Hurricane Maria... One Year After

Today it's been one year since H. Maria and we've still not recovered. How can we recover? There are so many tiny details that no one can cover and no one can make right again. Especially the horror we experienced and the suffering of so many. But we survived.
Lots of houses looked like they were sandblasted, and I'm not talking only about the houses close to the sea. Son #1 worked for Hotel La Concha, had to work during the hurricane and the sea surge was horrifying, flooding the lower hotel rooms and basement, he feared for his life. The windows were blown out and they had to be moved to another part of the hotel. The hotel's back-up generators failed. Our own generator malfunctioned and to this day is no good. We had to get a new one, and it arrived AFTER we had power again.

The trees had no leaves. It sounds weird to say that, but it means no flowers, so no crops, the coffee, banana and plantain crops were destroyed. Broccoli, lettuce, fruits, etc. Well, most anybody's crop was ruined. The heat was despairing. No leaves = no shade. And yet, we couldn't leave the windows open because one of the neighbors had an old diesel power generator that spewed awful fumes into our house.
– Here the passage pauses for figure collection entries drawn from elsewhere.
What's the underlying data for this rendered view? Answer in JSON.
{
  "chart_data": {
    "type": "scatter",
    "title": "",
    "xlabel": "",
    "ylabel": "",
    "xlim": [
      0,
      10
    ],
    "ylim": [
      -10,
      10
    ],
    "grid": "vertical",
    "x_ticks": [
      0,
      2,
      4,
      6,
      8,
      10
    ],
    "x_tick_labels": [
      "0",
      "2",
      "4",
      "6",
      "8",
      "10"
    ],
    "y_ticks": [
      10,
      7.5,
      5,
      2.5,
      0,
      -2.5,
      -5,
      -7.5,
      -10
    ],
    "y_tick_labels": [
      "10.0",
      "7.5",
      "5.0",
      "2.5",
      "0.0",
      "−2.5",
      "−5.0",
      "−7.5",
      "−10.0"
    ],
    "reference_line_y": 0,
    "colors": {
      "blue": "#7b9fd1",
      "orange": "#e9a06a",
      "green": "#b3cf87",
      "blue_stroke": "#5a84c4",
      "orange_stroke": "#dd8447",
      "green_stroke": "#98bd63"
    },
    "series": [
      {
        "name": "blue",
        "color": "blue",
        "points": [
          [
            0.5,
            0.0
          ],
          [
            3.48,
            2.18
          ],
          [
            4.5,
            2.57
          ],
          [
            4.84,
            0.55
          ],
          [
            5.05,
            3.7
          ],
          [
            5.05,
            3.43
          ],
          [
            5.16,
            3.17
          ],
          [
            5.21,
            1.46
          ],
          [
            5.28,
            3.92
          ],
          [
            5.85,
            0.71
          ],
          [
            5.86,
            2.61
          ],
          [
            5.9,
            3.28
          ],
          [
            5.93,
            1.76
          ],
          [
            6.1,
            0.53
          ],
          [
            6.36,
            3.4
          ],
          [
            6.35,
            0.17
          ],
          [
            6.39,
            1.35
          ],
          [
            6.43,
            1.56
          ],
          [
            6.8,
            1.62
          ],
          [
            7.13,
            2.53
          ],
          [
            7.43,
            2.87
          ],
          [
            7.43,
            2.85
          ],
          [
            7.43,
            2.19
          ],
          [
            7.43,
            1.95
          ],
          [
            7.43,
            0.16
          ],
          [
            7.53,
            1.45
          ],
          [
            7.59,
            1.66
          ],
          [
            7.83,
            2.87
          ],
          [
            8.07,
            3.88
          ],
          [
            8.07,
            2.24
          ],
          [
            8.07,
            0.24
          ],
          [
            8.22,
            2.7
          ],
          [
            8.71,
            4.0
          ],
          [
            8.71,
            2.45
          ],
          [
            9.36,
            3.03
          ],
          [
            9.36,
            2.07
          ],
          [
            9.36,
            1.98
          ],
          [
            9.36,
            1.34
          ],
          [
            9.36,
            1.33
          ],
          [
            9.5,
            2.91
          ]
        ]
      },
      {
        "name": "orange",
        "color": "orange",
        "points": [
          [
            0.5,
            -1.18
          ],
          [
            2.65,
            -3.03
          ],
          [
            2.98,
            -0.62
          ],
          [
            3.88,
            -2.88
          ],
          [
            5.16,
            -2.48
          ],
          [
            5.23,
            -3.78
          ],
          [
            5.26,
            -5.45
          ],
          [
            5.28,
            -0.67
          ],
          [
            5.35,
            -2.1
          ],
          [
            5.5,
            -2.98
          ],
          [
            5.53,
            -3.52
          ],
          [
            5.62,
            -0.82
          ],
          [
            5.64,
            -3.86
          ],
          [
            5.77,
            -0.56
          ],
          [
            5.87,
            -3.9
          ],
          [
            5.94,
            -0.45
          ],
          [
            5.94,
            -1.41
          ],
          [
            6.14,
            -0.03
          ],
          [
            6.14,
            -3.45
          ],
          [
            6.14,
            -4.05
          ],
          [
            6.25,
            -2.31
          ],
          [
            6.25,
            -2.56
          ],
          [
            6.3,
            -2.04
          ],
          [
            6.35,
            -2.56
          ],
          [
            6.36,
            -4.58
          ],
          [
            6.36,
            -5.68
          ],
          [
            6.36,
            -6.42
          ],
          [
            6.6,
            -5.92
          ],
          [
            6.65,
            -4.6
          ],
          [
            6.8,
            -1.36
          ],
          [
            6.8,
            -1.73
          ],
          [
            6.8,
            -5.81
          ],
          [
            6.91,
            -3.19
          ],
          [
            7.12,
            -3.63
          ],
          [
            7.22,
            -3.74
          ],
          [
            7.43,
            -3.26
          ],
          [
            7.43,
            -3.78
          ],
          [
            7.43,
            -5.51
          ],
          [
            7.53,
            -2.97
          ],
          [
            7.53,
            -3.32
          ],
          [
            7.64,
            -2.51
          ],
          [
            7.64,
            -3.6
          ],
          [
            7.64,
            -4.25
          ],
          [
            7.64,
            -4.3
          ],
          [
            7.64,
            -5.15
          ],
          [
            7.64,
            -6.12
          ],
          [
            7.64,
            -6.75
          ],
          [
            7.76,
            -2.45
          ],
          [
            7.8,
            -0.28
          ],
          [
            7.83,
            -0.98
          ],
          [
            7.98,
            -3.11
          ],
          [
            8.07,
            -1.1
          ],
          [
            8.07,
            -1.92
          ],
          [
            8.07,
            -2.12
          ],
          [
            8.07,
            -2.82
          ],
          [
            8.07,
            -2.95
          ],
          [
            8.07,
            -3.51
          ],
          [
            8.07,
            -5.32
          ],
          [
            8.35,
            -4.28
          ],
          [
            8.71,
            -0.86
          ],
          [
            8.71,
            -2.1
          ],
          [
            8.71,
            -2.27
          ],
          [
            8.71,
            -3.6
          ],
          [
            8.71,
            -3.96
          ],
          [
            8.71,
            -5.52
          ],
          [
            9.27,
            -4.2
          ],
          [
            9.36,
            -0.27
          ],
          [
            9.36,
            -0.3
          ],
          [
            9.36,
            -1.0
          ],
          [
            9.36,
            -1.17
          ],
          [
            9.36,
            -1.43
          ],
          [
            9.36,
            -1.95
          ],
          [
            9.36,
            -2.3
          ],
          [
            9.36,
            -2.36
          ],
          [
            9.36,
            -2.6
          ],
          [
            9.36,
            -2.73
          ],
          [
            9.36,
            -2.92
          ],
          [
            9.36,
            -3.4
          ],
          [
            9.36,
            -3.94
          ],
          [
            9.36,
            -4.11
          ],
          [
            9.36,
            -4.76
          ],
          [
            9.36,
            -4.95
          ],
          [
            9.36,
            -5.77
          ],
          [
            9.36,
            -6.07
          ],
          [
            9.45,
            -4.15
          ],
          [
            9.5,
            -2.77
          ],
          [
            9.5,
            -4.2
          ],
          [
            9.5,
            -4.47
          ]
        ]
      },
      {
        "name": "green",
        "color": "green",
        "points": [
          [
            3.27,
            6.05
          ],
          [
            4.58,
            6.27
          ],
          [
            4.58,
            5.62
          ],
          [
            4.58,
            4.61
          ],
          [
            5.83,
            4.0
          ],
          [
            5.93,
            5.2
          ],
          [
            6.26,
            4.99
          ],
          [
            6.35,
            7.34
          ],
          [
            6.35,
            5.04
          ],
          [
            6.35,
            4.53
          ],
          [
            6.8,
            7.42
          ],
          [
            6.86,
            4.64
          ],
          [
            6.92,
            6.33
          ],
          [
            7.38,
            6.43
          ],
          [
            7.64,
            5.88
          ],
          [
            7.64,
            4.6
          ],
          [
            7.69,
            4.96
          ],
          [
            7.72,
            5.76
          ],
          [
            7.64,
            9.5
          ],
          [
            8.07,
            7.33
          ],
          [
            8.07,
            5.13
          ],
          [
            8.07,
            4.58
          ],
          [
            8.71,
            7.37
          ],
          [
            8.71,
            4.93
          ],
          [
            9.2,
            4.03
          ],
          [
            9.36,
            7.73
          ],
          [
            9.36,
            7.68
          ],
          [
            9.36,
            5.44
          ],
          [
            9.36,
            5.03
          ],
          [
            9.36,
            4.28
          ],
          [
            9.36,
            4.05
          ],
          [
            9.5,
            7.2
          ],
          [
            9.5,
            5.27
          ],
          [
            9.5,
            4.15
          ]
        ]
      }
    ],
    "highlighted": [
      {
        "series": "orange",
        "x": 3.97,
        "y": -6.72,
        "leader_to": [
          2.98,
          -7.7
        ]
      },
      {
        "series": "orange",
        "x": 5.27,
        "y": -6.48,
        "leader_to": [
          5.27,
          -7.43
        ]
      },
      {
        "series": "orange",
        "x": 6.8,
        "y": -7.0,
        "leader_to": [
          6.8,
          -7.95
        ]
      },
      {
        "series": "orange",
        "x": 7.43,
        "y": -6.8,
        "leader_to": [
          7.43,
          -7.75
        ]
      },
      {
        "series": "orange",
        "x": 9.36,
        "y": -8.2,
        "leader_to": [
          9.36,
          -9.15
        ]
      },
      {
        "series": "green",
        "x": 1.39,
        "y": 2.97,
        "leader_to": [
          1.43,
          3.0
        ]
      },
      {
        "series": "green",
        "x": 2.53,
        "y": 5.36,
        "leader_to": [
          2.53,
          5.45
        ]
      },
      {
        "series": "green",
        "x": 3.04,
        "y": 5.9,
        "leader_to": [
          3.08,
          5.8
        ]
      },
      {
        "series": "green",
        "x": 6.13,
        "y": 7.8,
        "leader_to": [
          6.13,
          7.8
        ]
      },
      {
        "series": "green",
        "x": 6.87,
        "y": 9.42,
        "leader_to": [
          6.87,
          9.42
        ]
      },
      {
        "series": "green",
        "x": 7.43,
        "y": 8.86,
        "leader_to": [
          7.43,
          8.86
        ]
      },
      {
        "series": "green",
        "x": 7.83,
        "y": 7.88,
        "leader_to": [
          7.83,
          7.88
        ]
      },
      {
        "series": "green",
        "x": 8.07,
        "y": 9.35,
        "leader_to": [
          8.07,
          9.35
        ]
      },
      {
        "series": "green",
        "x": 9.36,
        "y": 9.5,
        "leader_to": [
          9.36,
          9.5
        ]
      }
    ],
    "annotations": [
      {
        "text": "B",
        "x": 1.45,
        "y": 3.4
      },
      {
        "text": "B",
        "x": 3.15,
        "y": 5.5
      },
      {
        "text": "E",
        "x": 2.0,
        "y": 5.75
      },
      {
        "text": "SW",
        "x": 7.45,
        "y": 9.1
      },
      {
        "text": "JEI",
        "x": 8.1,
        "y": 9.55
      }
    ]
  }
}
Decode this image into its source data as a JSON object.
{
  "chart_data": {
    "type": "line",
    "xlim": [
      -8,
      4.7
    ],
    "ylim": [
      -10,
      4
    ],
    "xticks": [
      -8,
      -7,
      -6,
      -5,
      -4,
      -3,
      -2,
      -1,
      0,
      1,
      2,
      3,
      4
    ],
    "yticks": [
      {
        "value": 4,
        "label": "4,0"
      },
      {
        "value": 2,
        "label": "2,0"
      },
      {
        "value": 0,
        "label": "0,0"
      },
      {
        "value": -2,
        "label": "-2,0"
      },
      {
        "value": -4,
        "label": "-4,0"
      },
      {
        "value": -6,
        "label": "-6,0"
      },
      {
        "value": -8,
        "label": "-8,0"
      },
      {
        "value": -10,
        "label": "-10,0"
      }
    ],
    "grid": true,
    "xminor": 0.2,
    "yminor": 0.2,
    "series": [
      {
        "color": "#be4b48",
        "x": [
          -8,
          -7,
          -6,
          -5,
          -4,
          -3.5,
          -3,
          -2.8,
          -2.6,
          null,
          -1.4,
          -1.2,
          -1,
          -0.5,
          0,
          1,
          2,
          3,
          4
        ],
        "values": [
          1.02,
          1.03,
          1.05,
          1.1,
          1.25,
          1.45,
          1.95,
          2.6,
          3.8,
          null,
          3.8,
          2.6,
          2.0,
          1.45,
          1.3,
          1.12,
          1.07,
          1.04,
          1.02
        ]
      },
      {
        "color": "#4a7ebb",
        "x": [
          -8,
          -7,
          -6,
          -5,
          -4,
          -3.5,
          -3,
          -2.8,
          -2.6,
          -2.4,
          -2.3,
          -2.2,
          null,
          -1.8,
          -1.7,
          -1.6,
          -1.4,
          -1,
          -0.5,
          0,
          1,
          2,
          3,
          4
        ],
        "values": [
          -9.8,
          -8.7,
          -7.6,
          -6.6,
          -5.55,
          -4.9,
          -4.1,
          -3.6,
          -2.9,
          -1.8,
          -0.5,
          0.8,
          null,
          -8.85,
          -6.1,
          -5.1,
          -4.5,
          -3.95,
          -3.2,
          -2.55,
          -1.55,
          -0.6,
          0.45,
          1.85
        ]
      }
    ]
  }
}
There was nothing we could do about it.

I almost lost my car, the water on the street kept rising and went halfway up the car, no safe food for me, trying to make it through another day in the heat with either no or either tiny battery fans. Trying to make food for my family that was palatable. Washing clothes by hand, towels, mom's soiled clothing and soiled bed clothing. Some people still don't have electricity and water. I live in the metro area. We got electricity some time around November. We sent water and food and clothes and supplies to family in the mountains. We knew God would provide for us and He did. Many lost their homes, but nobody will/can help. I can't really describe the horror of such a hurricane, the Island has never been the same. For all that people criticize PR, we have contributed many many soldiers to US wars since 1917 and now, with this hurricane, many many of our professionals have left: nurses, teachers, doctors, electronics specialists, skilled labor. They went to the States to find jobs and the island is now suffering that loss, too.

The mess about deaths... well, doctors wrote what the people were dying from, and didn't include "as an indirect result of the hurricane" so that death doesn't count. Like a heart attack and the patient dying a week later. Or someone who died two months later, but it all started September 20, 2017.

Attached is the dust cloud that came yesterday from the Sahara Desert. I got it from a site on the net, will put the link as soon as I find it. The sky looks gray all around, no blue in sight, and yet there are no rain clouds. Ick. I'm going to run the air conditioner in the living room tonight so they doggies won't feel choked and the house will be cleaner. It's a fine dust, like cement dust. As to me, I wait on the Lord... O Lord, in the morning, will I direct my prayer unto you and will look up. Amen.



1 Samuel 7:12 
12 Then Samuel took a stone, and set it between Mizpeh and Shen, and called the name of it Ebenezer, saying, Hitherto hath the Lord helped us.